Social Media – It’s Social, Isn’t It?

I’ve come across a couple of interesting issues recently in talking to people who come to Social Media Surgeries, and who are seeking advice on Social Media in other ways. I’m posting them here, because I am wondering if this is the challenge of the early adopter needing to understand the mindsets of people who have not got to the stage of adoption yet.

Bradford Social Media Surgery

Issue number 1: Fear of being followed Maybe it’s the terminology that Twitter uses. I think we’ve all grown up with a fear of being followed. It conjurs up images of stalkers lurking behind lamp posts. When I’ve been helping people get to grips with Twitter a number of them have told me that they feel very uncomfortable with the notion that strangers might be “following” them. Often, when I ask them what they are likely to say on Twitter that they wouldn’t want strangers to see, they struggle to think of anything. Perhaps this is because the question makes them think about what “following” actually means in the Twitter sense, as opposed to in other contexts, and this makes them realise it is not that threatening after all. But, there are also some people who really struggle to grasp the concept of a communication medium that is about talking to strangers. They are comfortable with Facebook and instant messaging programmes, because they are about talking to friends, you can control who sees what you say, and, by-and-large, they are mechanisms for continuing conversations online with people you meet regularly face-to-face. Twitter is different, yes, we can use it to talk to friends and colleagues, but, if that’s all we do with it, we are wasting a powerful tool; it is the talking to strangers element which makes Twitter different to the rest.
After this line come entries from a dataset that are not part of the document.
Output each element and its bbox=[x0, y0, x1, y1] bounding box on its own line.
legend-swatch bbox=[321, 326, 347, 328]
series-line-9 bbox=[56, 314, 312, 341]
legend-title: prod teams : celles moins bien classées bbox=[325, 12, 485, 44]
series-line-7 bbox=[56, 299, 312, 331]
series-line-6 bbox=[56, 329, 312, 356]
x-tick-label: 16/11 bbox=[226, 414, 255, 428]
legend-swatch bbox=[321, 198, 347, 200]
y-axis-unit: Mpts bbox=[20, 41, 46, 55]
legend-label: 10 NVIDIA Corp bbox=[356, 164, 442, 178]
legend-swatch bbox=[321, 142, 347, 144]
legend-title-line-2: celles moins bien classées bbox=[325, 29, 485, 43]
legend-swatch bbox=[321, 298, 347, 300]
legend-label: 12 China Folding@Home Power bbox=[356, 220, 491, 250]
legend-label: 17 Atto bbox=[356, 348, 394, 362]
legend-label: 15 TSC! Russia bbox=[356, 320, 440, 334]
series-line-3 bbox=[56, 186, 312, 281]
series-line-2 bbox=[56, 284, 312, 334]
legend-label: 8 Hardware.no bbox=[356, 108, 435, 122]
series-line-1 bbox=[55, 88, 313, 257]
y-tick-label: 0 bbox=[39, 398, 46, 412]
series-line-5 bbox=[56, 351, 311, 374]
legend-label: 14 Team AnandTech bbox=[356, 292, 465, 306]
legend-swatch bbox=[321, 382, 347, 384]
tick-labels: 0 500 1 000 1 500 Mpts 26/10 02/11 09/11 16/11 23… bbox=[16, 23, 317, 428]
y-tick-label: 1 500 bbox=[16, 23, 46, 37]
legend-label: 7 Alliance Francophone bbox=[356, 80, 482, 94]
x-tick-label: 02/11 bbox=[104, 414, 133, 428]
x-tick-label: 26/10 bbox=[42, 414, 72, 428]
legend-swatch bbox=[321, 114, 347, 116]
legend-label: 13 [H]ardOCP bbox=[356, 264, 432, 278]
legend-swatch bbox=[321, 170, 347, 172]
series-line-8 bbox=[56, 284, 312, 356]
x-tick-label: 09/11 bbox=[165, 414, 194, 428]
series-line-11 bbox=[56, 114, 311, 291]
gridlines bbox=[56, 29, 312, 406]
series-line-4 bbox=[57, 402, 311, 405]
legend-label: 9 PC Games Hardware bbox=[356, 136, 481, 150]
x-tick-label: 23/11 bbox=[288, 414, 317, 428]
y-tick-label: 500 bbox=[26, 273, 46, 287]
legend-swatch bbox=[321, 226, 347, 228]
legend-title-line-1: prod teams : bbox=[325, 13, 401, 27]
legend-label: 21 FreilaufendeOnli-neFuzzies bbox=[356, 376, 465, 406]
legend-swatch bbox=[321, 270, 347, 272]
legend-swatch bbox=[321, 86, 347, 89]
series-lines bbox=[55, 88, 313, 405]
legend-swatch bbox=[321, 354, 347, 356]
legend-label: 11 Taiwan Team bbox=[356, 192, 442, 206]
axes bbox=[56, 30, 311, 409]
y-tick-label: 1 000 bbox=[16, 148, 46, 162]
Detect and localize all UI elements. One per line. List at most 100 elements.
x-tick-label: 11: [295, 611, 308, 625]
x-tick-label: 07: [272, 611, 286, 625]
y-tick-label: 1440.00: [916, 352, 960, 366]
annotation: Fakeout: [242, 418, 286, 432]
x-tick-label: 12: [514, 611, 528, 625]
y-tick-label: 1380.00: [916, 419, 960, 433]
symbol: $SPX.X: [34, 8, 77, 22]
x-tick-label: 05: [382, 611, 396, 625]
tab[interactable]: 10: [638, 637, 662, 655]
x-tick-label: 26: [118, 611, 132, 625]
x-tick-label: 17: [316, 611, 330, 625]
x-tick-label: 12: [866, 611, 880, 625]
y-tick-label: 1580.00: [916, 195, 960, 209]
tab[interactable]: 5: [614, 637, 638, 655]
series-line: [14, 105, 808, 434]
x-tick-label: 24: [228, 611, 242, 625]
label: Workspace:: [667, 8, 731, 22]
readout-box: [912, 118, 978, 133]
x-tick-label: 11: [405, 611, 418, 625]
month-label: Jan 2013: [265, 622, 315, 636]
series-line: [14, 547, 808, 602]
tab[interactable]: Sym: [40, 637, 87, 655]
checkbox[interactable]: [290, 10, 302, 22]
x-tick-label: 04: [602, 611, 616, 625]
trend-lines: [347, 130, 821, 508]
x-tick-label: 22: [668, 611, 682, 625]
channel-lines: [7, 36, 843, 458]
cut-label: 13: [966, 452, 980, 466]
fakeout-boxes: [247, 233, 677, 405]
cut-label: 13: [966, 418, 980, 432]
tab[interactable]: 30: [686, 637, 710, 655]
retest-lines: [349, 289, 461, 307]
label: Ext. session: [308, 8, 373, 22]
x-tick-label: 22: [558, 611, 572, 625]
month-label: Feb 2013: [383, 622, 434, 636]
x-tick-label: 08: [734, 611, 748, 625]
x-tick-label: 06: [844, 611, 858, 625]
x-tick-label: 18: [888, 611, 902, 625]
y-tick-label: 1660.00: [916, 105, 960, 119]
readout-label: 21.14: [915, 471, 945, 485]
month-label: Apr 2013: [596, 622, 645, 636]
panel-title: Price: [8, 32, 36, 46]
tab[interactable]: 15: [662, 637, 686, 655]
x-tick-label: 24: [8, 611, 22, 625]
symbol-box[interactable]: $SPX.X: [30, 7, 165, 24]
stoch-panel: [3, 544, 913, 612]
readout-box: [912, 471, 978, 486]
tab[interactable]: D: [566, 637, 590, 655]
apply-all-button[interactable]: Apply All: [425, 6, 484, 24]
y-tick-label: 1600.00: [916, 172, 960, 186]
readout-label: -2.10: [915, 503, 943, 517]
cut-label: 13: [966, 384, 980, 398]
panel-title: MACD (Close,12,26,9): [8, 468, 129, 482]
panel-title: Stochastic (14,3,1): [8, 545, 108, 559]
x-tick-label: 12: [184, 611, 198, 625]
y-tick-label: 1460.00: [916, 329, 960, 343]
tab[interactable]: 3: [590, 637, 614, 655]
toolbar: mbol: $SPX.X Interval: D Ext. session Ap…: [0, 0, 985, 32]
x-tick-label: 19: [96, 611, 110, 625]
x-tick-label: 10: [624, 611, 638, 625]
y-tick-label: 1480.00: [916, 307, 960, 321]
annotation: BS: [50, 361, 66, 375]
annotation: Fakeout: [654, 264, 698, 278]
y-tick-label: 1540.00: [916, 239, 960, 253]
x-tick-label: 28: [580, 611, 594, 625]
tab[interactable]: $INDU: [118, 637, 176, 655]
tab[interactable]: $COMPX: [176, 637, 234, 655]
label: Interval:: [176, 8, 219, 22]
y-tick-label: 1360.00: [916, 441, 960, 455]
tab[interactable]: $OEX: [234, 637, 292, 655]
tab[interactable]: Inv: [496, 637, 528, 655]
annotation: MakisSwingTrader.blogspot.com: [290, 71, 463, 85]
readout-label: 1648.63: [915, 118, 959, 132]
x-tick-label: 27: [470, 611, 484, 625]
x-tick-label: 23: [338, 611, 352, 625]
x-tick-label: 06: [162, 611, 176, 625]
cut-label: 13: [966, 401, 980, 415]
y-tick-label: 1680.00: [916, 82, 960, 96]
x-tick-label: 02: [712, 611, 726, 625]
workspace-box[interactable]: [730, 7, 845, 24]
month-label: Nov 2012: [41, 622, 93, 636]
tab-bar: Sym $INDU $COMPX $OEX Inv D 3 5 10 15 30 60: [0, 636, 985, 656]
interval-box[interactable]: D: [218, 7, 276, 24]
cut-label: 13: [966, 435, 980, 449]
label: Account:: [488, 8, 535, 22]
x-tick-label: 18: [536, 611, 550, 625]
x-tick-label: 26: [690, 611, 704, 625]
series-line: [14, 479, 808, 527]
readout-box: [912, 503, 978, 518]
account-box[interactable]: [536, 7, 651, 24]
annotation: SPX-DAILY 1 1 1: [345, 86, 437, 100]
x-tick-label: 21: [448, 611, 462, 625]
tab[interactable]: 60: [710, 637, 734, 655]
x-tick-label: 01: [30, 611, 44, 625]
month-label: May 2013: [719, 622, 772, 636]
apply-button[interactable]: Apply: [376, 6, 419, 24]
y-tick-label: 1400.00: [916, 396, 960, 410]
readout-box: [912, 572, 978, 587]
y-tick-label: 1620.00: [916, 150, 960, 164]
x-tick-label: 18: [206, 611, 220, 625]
I often say, that it is relatively easy to show most people how to master the technical aspects of social media, but it is much harder to give them things to say, and harder still to make them into the sort of person who wants to share all the time. This has made me re-evaluate my thoughts about the future of social media. I had been thinking that Twitter was on an never-ending growth curve, and that, eventually, everyone but the most anti-social curmudgoens would be sharing details of their everyday lives. But, perhaps this is why organisations have marketing people and the rest just talk to people they know(?) Maybe there an awful lot more people than I had thought about who are made to squirm at the thought of strangers knowing what they are up to. And, perhaps Twitter and other tools are simple short cuts to extrovertism for those who never knew they were extroverts, me included. The other aspect of this is that I don’t think Social Media is a good mechanism for those people traditionally thought of as extroverts, i.e. those with broadcast personalities, who are constantly talking and never listening. These kinds of people are really annoying on Twitter and other platforms.

Just as a coda to this topic. I used to work with someone who was a real sceptic about Twitter but decided to give it a go. He signed up, but soon hit problems. Every time he got an email notification of a new follower, he would run around the office exclaiming “I’ve got a new stalker. Who IS this who’s following me; what do they want from me?”. This seemed to cause him great stress, not to mention the stress felt by his colleagues who had to suffer his reaction. I think it was about 10 days before he decided he couldn’t take any more and deleted his Twitter account.

Doncaster Social Media Surgery

Issue number 2: Do we need permission? The rise of social media has ushered in the age of the amateur. We can all get out there on the internet and try stuff out till we get it right or decide it is never going to work for us and give up. Some people are building lucrative careers on the back of stuff they never knew they could do till they tried it via social media. To many, this is the realisation of the JFDI principle (look it up if you don’t know, I’m not going to spell it out here), and the dictum that “it is easier to ask for forgiveness than permission”. But, some people are just not comfortable with this. They NEED to ask for permission before doing stuff, and they are lost if there is no one to ask. The idea that you can just set something up online and not need a committee to sign it off for you is an alien concept to some. Someone said to me the other day,”so how long does it take Twitter to approve a new hashtag?”. When I explained that hashtags, like so much else in social media, are a user-generated thing and there is no one to give approval to them, I think it came as a bit of a shock.

So, these are two issues I have come across recently which made me stop and think. I had never really thought about them before, because I am the sort of person who likes wading into new stuff and seeing what possibilities it opens up. But then, I am an early adopter, most people are not. How do we bridge that difference in approach?